The Daily Gamecock

Parent column: Parenting from abroad poses unique challenges

This is parents week and my son asked me to write something. While writing, my mind went blank for couple of minutes and I started thinking of my role as a parent. 

Before this, we are someone’s daughter or son, but, afterwards, we have to become this new child’s parent. This means we soon start expecting the same things that our parents used to expect from us.

In my home country, India, due to either heavy competition or a sense of insecurity, parents start planning out the future of the child from birth. We control what the child should eat, how much to eat, how to play, what to play, where to go to school and what to study.

Parents want their kids to be an obedient puppet, who will follow instructions without question. These parents aren’t bad people — they just want to fix everything in their kid’s lives. 

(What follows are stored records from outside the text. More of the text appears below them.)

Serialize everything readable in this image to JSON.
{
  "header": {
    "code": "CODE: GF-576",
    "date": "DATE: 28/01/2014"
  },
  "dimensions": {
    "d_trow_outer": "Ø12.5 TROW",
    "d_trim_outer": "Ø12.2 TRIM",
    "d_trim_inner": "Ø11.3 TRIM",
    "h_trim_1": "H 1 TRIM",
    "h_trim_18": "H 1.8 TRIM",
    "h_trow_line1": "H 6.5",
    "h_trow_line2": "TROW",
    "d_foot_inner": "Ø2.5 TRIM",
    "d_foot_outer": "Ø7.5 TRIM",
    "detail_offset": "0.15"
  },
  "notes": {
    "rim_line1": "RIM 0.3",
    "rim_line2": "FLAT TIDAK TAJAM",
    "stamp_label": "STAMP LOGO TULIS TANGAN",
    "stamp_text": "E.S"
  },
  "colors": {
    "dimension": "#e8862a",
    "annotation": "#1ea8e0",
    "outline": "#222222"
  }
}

But what a lot of parents don’t realize is that that style of parenting is really rough on their kids. Some children become rebellious, others follow through halfheartedly. Parents forget that their kids are also human and that they need their own space and freedom.

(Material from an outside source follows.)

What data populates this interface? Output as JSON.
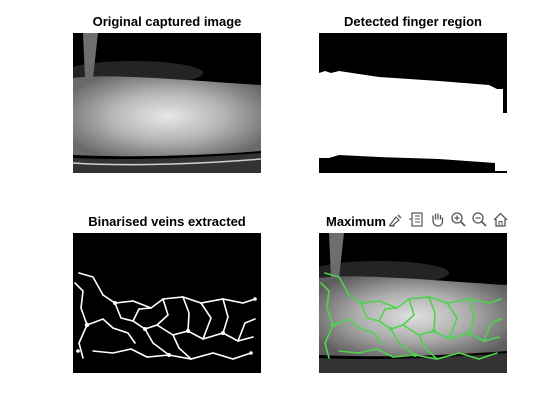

When my son Shreyas said he wanted to do sport management, a career path that is not as common in India, my husband and I accepted his choice. We knew it would be really difficult to convince other family members and the people around us, but we respected that Shreyas didn't want the same old conventional career paths like engineering, medicine or accounting.

That choice as a parent was difficult to make — sending him abroad for sport management and spending a huge amount of money to do so. Will he make it worth it or not was a huge question.

But, he proved us and all the others wrong. He progressed by leaps and bounds. He got good support from his university and his confidence increased. 

I as a parent feel that we should guide kids to be better human beings and should leave their career decision to them. This generation is smart enough to choose their own path. They won’t be happy unless they follow their hearts.

Sometimes I feel proud of myself that yes, I learned from these mistakes and have grown as a parent. If there is a measurement of good parenting, it is your kids who prove it through their journey. And Shreyas is my measurement of parenting. Good or bad, I don't know, but we are very satisfied for having such a wonderful kid.